You may not revoke an authorization to the extent that (1) we have relied
on that authorization; or (2) if the authorization was obtained as a
condition of obtaining insurance coverage, and the law provides the
insurer the right to contest the claim under the policy. III. Patient's Rights and Psychologist's Duties Patient’s Rights:
Right to Request Restrictions – You have the right
to request restrictions on certain uses and disclosures of protected
health information about you. However, we are not required to agree to a
restriction you request.
Right to Receive Confidential Communications by
Alternative Means and at Alternative Locations – You have
the right to request and receive confidential communications of PHI by
alternative means and at alternative locations. (For example, you may
not want a family member to know that you are seeing me. Upon your
request, we will send your bills to another address.)
Right to Inspect and Copy – You have the right to
inspect or obtain a copy (or both) of PHI and psychotherapy notes in
our mental health and billing records used to make decisions about you
for as long as the PHI is maintained in the record. We may deny your
access to PHI under certain circumstances, but in some cases, you may
have this decision reviewed. On your request, we will discuss with you
the details of the request and denial process
Right to Amend – You have the right to request an
amendment of PHI for as long as the PHI is maintained in the record.
We
may deny your request.
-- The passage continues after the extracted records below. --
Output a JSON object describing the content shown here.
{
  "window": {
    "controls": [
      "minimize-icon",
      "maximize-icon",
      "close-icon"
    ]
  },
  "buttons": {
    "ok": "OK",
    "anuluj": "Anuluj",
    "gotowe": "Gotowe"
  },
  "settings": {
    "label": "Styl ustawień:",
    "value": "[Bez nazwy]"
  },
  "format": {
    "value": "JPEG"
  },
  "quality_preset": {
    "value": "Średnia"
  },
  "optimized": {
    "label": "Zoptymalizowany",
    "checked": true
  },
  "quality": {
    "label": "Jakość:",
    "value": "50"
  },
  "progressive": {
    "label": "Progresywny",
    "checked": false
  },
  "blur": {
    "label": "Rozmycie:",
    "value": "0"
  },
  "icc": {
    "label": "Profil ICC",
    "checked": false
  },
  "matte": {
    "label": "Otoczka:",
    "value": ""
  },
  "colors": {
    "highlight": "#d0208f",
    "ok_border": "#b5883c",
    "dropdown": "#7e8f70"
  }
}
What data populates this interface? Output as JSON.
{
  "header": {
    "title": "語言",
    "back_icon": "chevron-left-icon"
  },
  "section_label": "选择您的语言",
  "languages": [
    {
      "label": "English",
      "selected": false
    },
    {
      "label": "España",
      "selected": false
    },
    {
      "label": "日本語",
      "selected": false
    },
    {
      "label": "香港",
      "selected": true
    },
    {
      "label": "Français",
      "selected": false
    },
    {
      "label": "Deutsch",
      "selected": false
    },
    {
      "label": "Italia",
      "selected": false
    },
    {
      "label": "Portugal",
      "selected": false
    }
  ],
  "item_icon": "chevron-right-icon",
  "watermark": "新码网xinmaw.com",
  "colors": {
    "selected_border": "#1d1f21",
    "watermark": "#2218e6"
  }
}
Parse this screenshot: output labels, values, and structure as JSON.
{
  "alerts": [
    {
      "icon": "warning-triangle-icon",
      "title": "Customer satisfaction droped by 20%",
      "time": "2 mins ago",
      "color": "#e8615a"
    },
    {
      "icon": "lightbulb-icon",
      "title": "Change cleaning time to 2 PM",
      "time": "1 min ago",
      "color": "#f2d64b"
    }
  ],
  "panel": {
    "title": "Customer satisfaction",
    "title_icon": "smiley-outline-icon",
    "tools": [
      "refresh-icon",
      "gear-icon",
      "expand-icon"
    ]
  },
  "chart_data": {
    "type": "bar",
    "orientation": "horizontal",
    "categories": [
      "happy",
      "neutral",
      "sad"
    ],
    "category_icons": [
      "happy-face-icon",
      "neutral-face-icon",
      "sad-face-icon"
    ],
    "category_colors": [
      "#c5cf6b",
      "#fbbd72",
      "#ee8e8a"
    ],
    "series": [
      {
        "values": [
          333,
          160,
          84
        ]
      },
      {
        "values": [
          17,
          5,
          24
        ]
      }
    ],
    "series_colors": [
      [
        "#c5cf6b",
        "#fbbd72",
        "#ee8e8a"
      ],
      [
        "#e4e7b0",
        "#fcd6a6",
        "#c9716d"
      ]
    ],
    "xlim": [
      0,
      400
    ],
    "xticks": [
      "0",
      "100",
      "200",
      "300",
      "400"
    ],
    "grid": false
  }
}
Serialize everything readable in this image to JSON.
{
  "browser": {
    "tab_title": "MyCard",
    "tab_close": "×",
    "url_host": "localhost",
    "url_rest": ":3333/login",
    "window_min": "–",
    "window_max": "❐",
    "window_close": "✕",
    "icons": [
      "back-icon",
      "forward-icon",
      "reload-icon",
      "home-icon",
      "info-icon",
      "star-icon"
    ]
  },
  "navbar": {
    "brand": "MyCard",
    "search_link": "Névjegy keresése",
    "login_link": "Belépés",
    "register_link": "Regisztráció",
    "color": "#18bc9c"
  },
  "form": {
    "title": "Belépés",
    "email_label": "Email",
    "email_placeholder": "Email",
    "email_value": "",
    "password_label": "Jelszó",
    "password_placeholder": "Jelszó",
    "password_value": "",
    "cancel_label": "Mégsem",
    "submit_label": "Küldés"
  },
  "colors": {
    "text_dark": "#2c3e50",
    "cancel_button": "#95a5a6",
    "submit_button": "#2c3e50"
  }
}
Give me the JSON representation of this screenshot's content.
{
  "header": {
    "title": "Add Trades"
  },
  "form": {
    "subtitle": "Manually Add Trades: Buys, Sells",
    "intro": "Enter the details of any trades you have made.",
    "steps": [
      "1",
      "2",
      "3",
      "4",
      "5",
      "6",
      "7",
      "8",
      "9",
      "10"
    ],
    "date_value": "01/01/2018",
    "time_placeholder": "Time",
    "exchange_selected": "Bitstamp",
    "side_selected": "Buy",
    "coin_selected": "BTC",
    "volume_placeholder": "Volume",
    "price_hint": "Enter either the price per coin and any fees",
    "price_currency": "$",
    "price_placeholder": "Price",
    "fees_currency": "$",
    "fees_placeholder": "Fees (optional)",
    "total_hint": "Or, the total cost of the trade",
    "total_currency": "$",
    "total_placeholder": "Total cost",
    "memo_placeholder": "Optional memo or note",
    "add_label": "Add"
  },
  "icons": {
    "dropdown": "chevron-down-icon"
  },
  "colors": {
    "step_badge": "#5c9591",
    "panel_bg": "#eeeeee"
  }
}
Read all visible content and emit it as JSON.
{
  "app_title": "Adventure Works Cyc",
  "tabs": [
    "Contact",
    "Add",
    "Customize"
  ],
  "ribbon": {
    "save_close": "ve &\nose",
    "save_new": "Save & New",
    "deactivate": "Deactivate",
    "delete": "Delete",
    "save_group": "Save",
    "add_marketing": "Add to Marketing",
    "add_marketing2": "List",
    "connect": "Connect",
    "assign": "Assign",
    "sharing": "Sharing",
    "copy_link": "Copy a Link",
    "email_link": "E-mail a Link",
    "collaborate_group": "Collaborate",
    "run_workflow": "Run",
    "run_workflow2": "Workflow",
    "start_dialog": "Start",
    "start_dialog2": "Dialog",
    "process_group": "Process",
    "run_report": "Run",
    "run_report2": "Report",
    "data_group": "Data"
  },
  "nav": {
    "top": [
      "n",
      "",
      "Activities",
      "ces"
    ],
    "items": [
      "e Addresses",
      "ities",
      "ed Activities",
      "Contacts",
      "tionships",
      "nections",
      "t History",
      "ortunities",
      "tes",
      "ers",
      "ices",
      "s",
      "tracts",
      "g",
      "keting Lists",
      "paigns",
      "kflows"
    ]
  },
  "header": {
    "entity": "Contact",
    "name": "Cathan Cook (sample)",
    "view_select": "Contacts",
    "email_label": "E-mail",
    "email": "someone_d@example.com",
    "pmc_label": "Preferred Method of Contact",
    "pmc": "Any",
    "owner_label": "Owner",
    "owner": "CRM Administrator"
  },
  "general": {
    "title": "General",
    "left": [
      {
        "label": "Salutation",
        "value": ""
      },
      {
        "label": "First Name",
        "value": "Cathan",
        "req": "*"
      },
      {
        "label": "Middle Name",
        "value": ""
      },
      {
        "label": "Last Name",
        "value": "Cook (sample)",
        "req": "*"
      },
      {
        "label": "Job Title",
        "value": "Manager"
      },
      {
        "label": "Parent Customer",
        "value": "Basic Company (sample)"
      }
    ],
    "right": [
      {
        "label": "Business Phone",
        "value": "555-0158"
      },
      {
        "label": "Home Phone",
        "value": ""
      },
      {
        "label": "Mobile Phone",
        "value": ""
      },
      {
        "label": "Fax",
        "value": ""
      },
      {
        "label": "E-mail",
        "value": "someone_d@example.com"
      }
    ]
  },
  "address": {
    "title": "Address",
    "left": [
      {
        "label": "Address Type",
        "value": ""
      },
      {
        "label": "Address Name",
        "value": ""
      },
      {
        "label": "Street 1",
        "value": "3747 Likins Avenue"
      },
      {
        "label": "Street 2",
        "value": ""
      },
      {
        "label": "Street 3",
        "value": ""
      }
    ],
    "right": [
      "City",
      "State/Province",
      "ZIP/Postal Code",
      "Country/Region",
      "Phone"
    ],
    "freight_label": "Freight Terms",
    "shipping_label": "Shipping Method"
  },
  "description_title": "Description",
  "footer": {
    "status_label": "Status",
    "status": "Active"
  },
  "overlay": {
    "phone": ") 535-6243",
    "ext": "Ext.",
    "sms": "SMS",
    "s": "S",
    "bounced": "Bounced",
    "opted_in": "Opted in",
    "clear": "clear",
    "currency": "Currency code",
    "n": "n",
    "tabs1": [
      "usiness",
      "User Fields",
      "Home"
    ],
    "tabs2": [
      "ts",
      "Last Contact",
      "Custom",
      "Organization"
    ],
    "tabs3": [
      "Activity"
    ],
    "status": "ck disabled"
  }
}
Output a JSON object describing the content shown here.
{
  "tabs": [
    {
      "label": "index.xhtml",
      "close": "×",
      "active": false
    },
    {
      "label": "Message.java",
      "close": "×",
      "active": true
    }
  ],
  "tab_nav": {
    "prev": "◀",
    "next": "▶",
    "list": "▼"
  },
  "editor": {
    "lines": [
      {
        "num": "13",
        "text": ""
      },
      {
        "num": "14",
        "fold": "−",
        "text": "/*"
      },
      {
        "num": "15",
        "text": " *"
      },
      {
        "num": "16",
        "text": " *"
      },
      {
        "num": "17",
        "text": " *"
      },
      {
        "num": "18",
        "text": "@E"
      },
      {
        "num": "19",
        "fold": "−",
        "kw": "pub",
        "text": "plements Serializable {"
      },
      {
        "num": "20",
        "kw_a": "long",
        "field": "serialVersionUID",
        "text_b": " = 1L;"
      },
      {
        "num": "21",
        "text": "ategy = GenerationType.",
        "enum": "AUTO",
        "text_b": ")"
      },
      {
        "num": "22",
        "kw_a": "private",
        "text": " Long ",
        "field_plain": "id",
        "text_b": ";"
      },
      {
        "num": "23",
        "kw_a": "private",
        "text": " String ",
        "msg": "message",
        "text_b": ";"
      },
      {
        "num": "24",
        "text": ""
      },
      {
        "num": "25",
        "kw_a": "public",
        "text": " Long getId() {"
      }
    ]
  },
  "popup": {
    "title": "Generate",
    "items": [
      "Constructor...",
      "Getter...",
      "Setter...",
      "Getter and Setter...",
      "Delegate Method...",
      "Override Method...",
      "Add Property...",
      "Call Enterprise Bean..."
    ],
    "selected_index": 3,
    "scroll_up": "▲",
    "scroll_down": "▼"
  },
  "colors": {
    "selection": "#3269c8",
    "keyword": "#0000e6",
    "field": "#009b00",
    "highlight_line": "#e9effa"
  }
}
On your request, we will discuss with you the
details of the amendment process.
Right to an Accounting – You generally have the
right to receive an accounting of disclosures of PHI for which you
have neither provided consent nor authorization (as described in
Section III of this Notice). On your request, we will discuss with you
the details of the accounting process.
Right to a Paper Copy – You have the right to
obtain a paper copy of the notice from me upon request, even if you
have agreed to receive the notice electronically. Psychologist’s Duties: We are required by law to maintain the privacy of PHI and
to provide you with a notice of our legal duties and privacy practices
with respect to PHI. we reserve the right to change the privacy policies
and practices described in this notice. Unless we notify you of such
changes, however, we are required to abide by the terms currently in
effect. If we revise our policies and procedures, we will post these in
our office and mail you a copy if reasonably possible when information is
requested from your file. IV. Questions and Complaints If you have questions about this notice, disagree with a
decision we make about access to your records, or have other concerns about
your privacy rights, you may contact Michael Conner, Psychologist at
388-5660. If you believe that your privacy rights have been violated and
wish to file a complaint with me/my office, you may send your
written complaint to Michael Conner, Psy.D at 965 NE Wiest Way, No. 2, Bend
Oregon, 97701. You may also send a written complaint to the Secretary of
the U.S. Department of Health and Human Services. The person listed above
can provide you with the appropriate address upon request. You have
specific rights under the Privacy Rule. We will not retaliate against you
for exercising your right to file a complaint. V. Effective Date, Restrictions and Changes to Privacy
Policy This notice will go into effect on April 14, 2003.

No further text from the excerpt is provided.